With an associate partnership buy-in to buy-out, a solo practitioner adds a dentist who agrees to purchase 50% of the practice within a prescribed time frame. This arrangement works best among individuals who enjoy collaborating with other professionals and for whom a mentoring relationship confers mutual benefit. After working as partners for a pre-set or variable time frame, the associate agrees to purchase the remaining 50% share. If the practice has grown to occupy two full-time dentists, a strategy must be put in place to support the original dentist’s retirement.
An associate buy-out generally involves a shorter period of employment during which the associate establishes rapport with staff and patients while securing the financial resources for business transfer. The seller may opt to reduce his or her patient load gradually to make room for the buyer while adjusting to a new phase of life. The seller may remain as a parttime employee after the transfer for some period of time.

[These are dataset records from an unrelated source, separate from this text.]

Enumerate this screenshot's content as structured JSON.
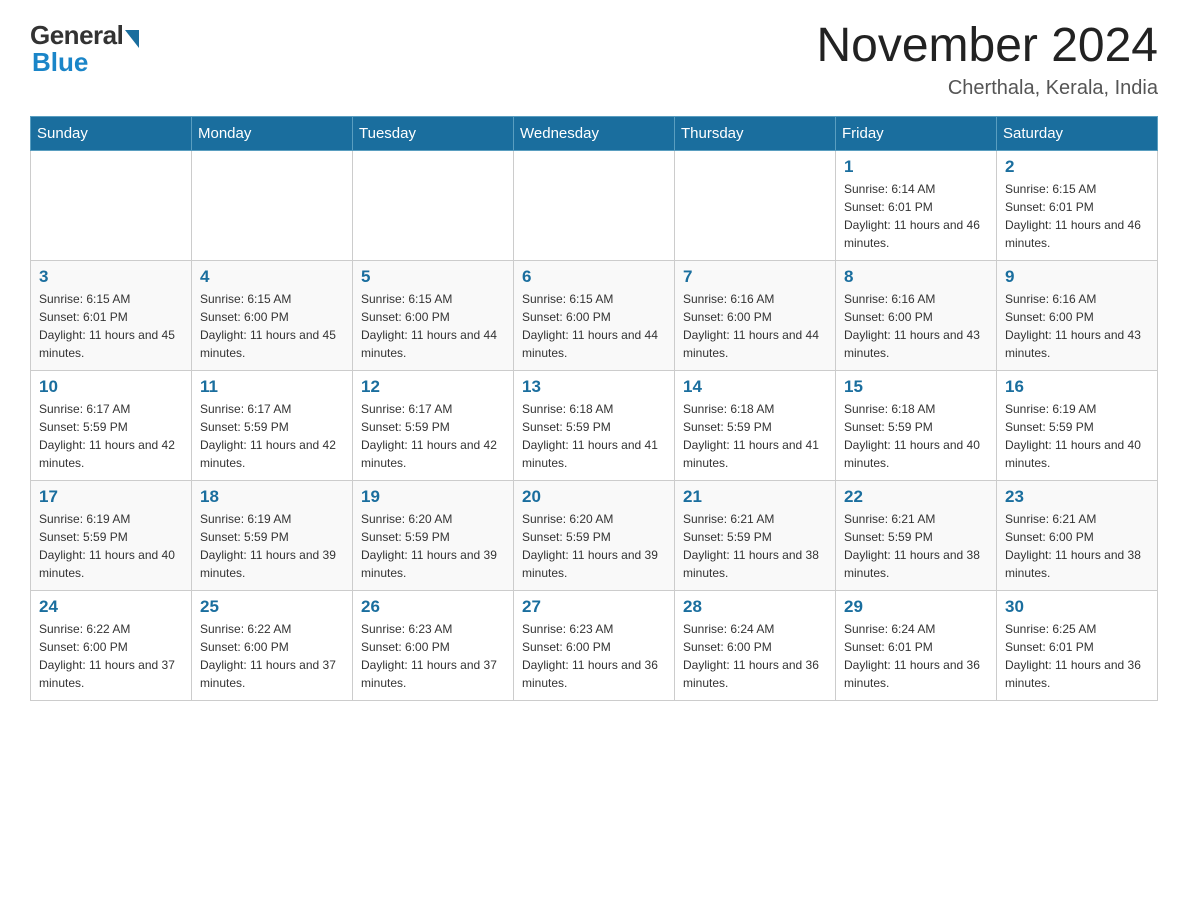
{
  "header": {
    "logo_general": "General",
    "logo_blue": "Blue",
    "month_title": "November 2024",
    "location": "Cherthala, Kerala, India"
  },
  "weekdays": [
    "Sunday",
    "Monday",
    "Tuesday",
    "Wednesday",
    "Thursday",
    "Friday",
    "Saturday"
  ],
  "weeks": [
    [
      {
        "day": "",
        "sunrise": "",
        "sunset": "",
        "daylight": ""
      },
      {
        "day": "",
        "sunrise": "",
        "sunset": "",
        "daylight": ""
      },
      {
        "day": "",
        "sunrise": "",
        "sunset": "",
        "daylight": ""
      },
      {
        "day": "",
        "sunrise": "",
        "sunset": "",
        "daylight": ""
      },
      {
        "day": "",
        "sunrise": "",
        "sunset": "",
        "daylight": ""
      },
      {
        "day": "1",
        "sunrise": "Sunrise: 6:14 AM",
        "sunset": "Sunset: 6:01 PM",
        "daylight": "Daylight: 11 hours and 46 minutes."
      },
      {
        "day": "2",
        "sunrise": "Sunrise: 6:15 AM",
        "sunset": "Sunset: 6:01 PM",
        "daylight": "Daylight: 11 hours and 46 minutes."
      }
    ],
    [
      {
        "day": "3",
        "sunrise": "Sunrise: 6:15 AM",
        "sunset": "Sunset: 6:01 PM",
        "daylight": "Daylight: 11 hours and 45 minutes."
      },
      {
        "day": "4",
        "sunrise": "Sunrise: 6:15 AM",
        "sunset": "Sunset: 6:00 PM",
        "daylight": "Daylight: 11 hours and 45 minutes."
      },
      {
        "day": "5",
        "sunrise": "Sunrise: 6:15 AM",
        "sunset": "Sunset: 6:00 PM",
        "daylight": "Daylight: 11 hours and 44 minutes."
      },
      {
        "day": "6",
        "sunrise": "Sunrise: 6:15 AM",
        "sunset": "Sunset: 6:00 PM",
        "daylight": "Daylight: 11 hours and 44 minutes."
      },
      {
        "day": "7",
        "sunrise": "Sunrise: 6:16 AM",
        "sunset": "Sunset: 6:00 PM",
        "daylight": "Daylight: 11 hours and 44 minutes."
      },
      {
        "day": "8",
        "sunrise": "Sunrise: 6:16 AM",
        "sunset": "Sunset: 6:00 PM",
        "daylight": "Daylight: 11 hours and 43 minutes."
      },
      {
        "day": "9",
        "sunrise": "Sunrise: 6:16 AM",
        "sunset": "Sunset: 6:00 PM",
        "daylight": "Daylight: 11 hours and 43 minutes."
      }
    ],
    [
      {
        "day": "10",
        "sunrise": "Sunrise: 6:17 AM",
        "sunset": "Sunset: 5:59 PM",
        "daylight": "Daylight: 11 hours and 42 minutes."
      },
      {
        "day": "11",
        "sunrise": "Sunrise: 6:17 AM",
        "sunset": "Sunset: 5:59 PM",
        "daylight": "Daylight: 11 hours and 42 minutes."
      },
      {
        "day": "12",
        "sunrise": "Sunrise: 6:17 AM",
        "sunset": "Sunset: 5:59 PM",
        "daylight": "Daylight: 11 hours and 42 minutes."
      },
      {
        "day": "13",
        "sunrise": "Sunrise: 6:18 AM",
        "sunset": "Sunset: 5:59 PM",
        "daylight": "Daylight: 11 hours and 41 minutes."
      },
      {
        "day": "14",
        "sunrise": "Sunrise: 6:18 AM",
        "sunset": "Sunset: 5:59 PM",
        "daylight": "Daylight: 11 hours and 41 minutes."
      },
      {
        "day": "15",
        "sunrise": "Sunrise: 6:18 AM",
        "sunset": "Sunset: 5:59 PM",
        "daylight": "Daylight: 11 hours and 40 minutes."
      },
      {
        "day": "16",
        "sunrise": "Sunrise: 6:19 AM",
        "sunset": "Sunset: 5:59 PM",
        "daylight": "Daylight: 11 hours and 40 minutes."
      }
    ],
    [
      {
        "day": "17",
        "sunrise": "Sunrise: 6:19 AM",
        "sunset": "Sunset: 5:59 PM",
        "daylight": "Daylight: 11 hours and 40 minutes."
      },
      {
        "day": "18",
        "sunrise": "Sunrise: 6:19 AM",
        "sunset": "Sunset: 5:59 PM",
        "daylight": "Daylight: 11 hours and 39 minutes."
      },
      {
        "day": "19",
        "sunrise": "Sunrise: 6:20 AM",
        "sunset": "Sunset: 5:59 PM",
        "daylight": "Daylight: 11 hours and 39 minutes."
      },
      {
        "day": "20",
        "sunrise": "Sunrise: 6:20 AM",
        "sunset": "Sunset: 5:59 PM",
        "daylight": "Daylight: 11 hours and 39 minutes."
      },
      {
        "day": "21",
        "sunrise": "Sunrise: 6:21 AM",
        "sunset": "Sunset: 5:59 PM",
        "daylight": "Daylight: 11 hours and 38 minutes."
      },
      {
        "day": "22",
        "sunrise": "Sunrise: 6:21 AM",
        "sunset": "Sunset: 5:59 PM",
        "daylight": "Daylight: 11 hours and 38 minutes."
      },
      {
        "day": "23",
        "sunrise": "Sunrise: 6:21 AM",
        "sunset": "Sunset: 6:00 PM",
        "daylight": "Daylight: 11 hours and 38 minutes."
      }
    ],
    [
      {
        "day": "24",
        "sunrise": "Sunrise: 6:22 AM",
        "sunset": "Sunset: 6:00 PM",
        "daylight": "Daylight: 11 hours and 37 minutes."
      },
      {
        "day": "25",
        "sunrise": "Sunrise: 6:22 AM",
        "sunset": "Sunset: 6:00 PM",
        "daylight": "Daylight: 11 hours and 37 minutes."
      },
      {
        "day": "26",
        "sunrise": "Sunrise: 6:23 AM",
        "sunset": "Sunset: 6:00 PM",
        "daylight": "Daylight: 11 hours and 37 minutes."
      },
      {
        "day": "27",
        "sunrise": "Sunrise: 6:23 AM",
        "sunset": "Sunset: 6:00 PM",
        "daylight": "Daylight: 11 hours and 36 minutes."
      },
      {
        "day": "28",
        "sunrise": "Sunrise: 6:24 AM",
        "sunset": "Sunset: 6:00 PM",
        "daylight": "Daylight: 11 hours and 36 minutes."
      },
      {
        "day": "29",
        "sunrise": "Sunrise: 6:24 AM",
        "sunset": "Sunset: 6:01 PM",
        "daylight": "Daylight: 11 hours and 36 minutes."
      },
      {
        "day": "30",
        "sunrise": "Sunrise: 6:25 AM",
        "sunset": "Sunset: 6:01 PM",
        "daylight": "Daylight: 11 hours and 36 minutes."
      }
    ]
  ]
}
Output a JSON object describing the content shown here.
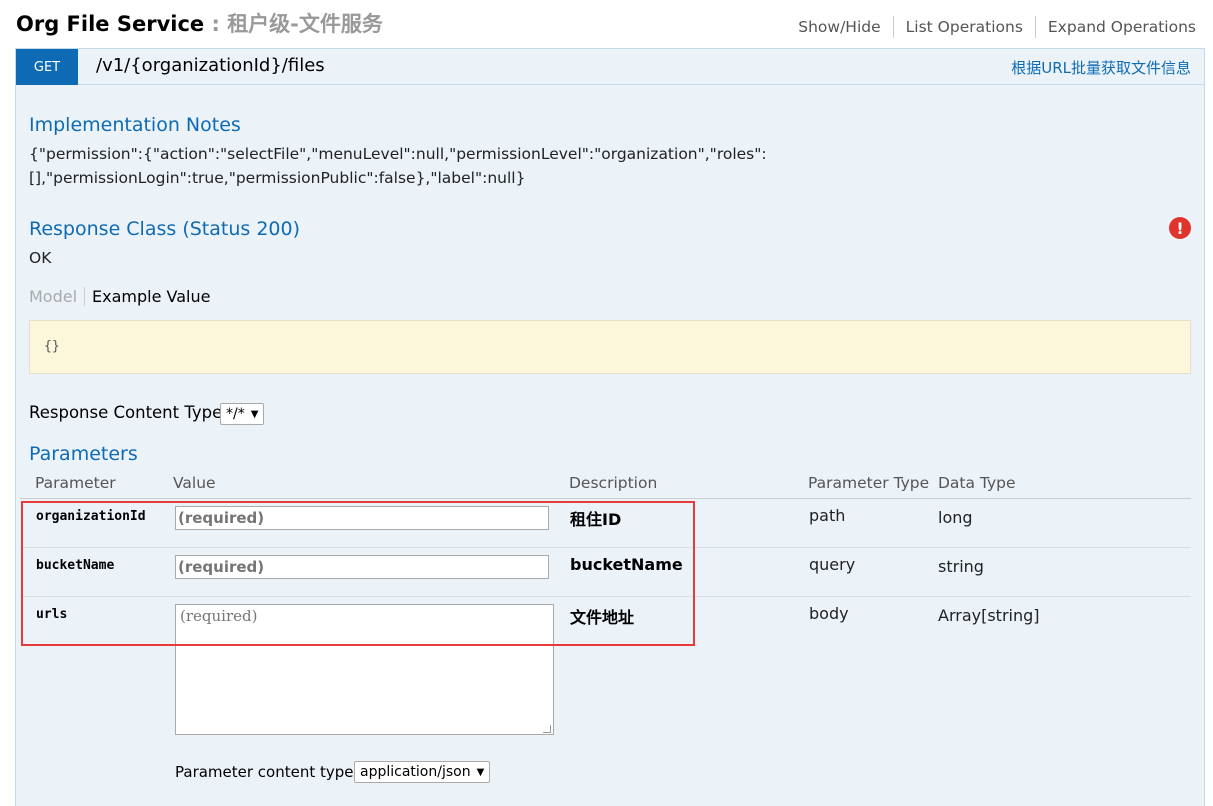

In either case, formal contracts dictating the terms of the agreement reduce the incidence of costly misunderstandings and conflicts downstream. These contracts specify both parties’ duties and obligations, the financial terms of engagement, and time frames for key milestones and/or decision points. This recommendation proves useful even when transactions involve family members as it ensures that everyone is on the same page.
When dentists cannot secure loans independently or enter into associate buyout arrangements, they have the option to enlist the support of family members or friends. Recent graduates may draw upon this form of dental practice financing due to their high debt load from dental school combined with their lack of experience in practice management and loan repayment. Such cases call for a brutal honesty with respect to the borrower’s reasonable ability to service the debt and the lender’s reasonable ability to assume the risk of loss. All parties to loan default experience unpleasant side effects financially and emotionally. When such transactions involve intimates, the impact to relationships can be long-lasting.
Dot Your Is and Cross Your Ts
When preparing a loan application, make excellence the hallmark of your efforts. Provide a complete application with all required schedules and attachments. Be your own advocate and make a compelling business case for your credit request. Offer written explanations for anomalies or potential lender concerns. Identify assets that can be pledged as collateral. Respond quickly to lender inquiries.
Access to credit correlates strongly with practice success. Make time to attend to this key aspect of your practice. Leverage outside expertise to help polish and present your personal and professional stories in the best possible light.